PABLO PEŅA ALMAGRO
 

 

CAPITULO I

No sé si recordaré todo con detalle pero la granja era una buena granja, la recuerdo como en un sueño, allá, cerca del río, en un llano donde la brisa corre gentil y mueve las copas de los árboles que aquí y allá crecen en torno a ese grupo de casas blancas, como apiladas una contra la otra, pero no desordenadas, cubiertas con teja roja que es la costumbre por el lugar, casas que eran el escenario donde tantas gentes empleaban buena parte de su vida, gentes que por aquellos patios y corrales fueron dejando paso a paso su anónima existencia de forma no muy distinta a como todos la vamos dejando allá donde la fortuna ha decidido ponernos.
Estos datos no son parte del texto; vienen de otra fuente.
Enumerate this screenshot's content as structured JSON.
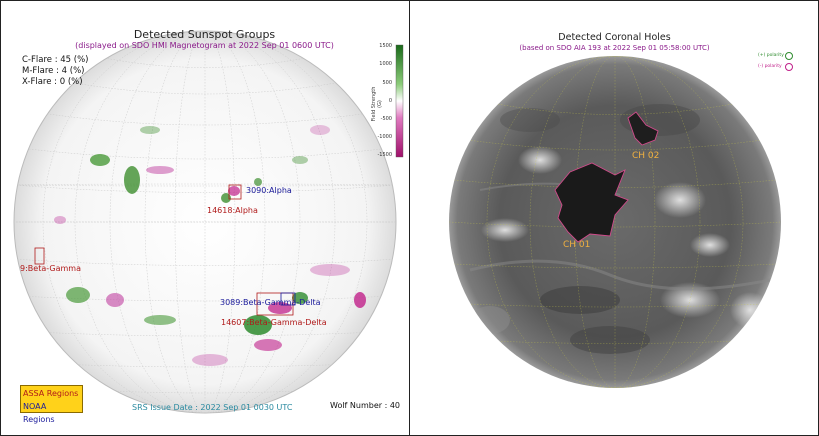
{
  "left_panel": {
    "title": "Detected Sunspot Groups",
    "subtitle": "(displayed on SDO HMI Magnetogram at 2022 Sep 01 0600 UTC)",
    "flare_probabilities": [
      {
        "label": "C-Flare : 45 (%)"
      },
      {
        "label": "M-Flare :  4 (%)"
      },
      {
        "label": "X-Flare :  0 (%)"
      }
    ],
    "colorbar": {
      "title": "Field Strength (G)",
      "ticks": [
        "1500",
        "1000",
        "500",
        "0",
        "-500",
        "-1000",
        "-1500"
      ],
      "positive_color": "#2e8b2e",
      "negative_color": "#c0208a"
    },
    "regions": [
      {
        "label": "3090:Alpha",
        "color": "#1a1a9a"
      },
      {
        "label": "14618:Alpha",
        "color": "#b01a1a"
      },
      {
        "label": "9:Beta-Gamma",
        "color": "#b01a1a"
      },
      {
        "label": "3089:Beta-Gamma-Delta",
        "color": "#1a1a9a"
      },
      {
        "label": "14607:Beta-Gamma-Delta",
        "color": "#b01a1a"
      }
    ],
    "legend": {
      "assa": "ASSA Regions",
      "noaa": "NOAA Regions"
    },
    "srs_issue": "SRS Issue Date : 2022 Sep 01 0030 UTC",
    "wolf_number": "Wolf Number : 40"
  },
  "right_panel": {
    "title": "Detected Coronal Holes",
    "subtitle": "(based on SDO AIA 193 at 2022 Sep 01 05:58:00 UTC)",
    "polarity_legend": [
      {
        "label": "(+) polarity",
        "color": "#2e8b2e"
      },
      {
        "label": "(-) polarity",
        "color": "#c0208a"
      }
    ],
    "coronal_holes": [
      {
        "label": "CH 01"
      },
      {
        "label": "CH 02"
      }
    ]
  }
}
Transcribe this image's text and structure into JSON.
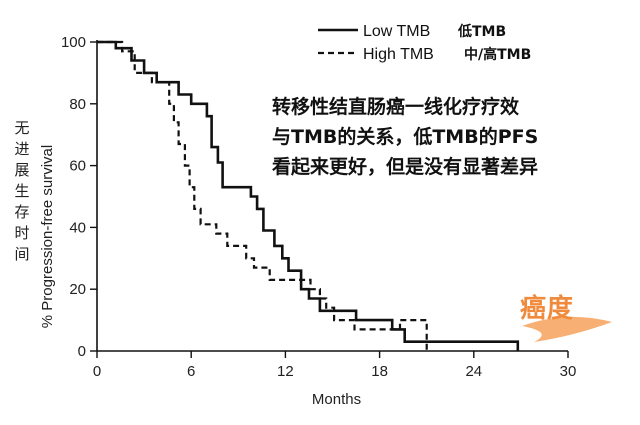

Aquellas casas, blanqueadas de cal, surgían como una aparición al torcer una curva en el camino que venía del pequeño pueblo donde nada había cambiado desde hacía más de cien años, si no fuera porque los niños se hacían jóvenes, los jóvenes hombres y los hombres ancianos de quienes se guardaba algún recuerdo después de haber acabado su paso por éste, el mundo de los vivos, y de este modo, lo único que cambiaba con el paso de los años, no era otra cosa más que los rostros de los que, antes del canto del gallo, salían a esos campos para sacar de la tierra el producto necesario para mantener las necesidades de los que, siendo carne de su carne, había que procurar sustento hasta el día en que cada uno por sí mismo, o por haber encontrado hombre que se lo procurase en el caso de las hembras, pudieran no depender de quien le diera la misma vida.La granja era de renombre en toda la comarca desde hacía ya mucho tiempo de forma que parecía que siempre había estado allí, y ya casi nadie recordaba como Germán, “el cabrero”, tuvo que trabajar para construir la primera casa y el primer establo, piedra a piedra, en un lugar tan apartado del pueblo, y cómo tuvo que aguantar las risas y burlas de la gente que no entendía que nadie quisiera luchar por un sueño, por un imposible, por algo que nunca podría resultar pero que ahora, después de tanto sudor, era una esplendorosa realidad que gobernaba su nieto, al que ya nadie apodaba “el cabrero”, de modo que Germán, desde donde quiera que estuviera, seguro que se sentiría orgulloso al verla.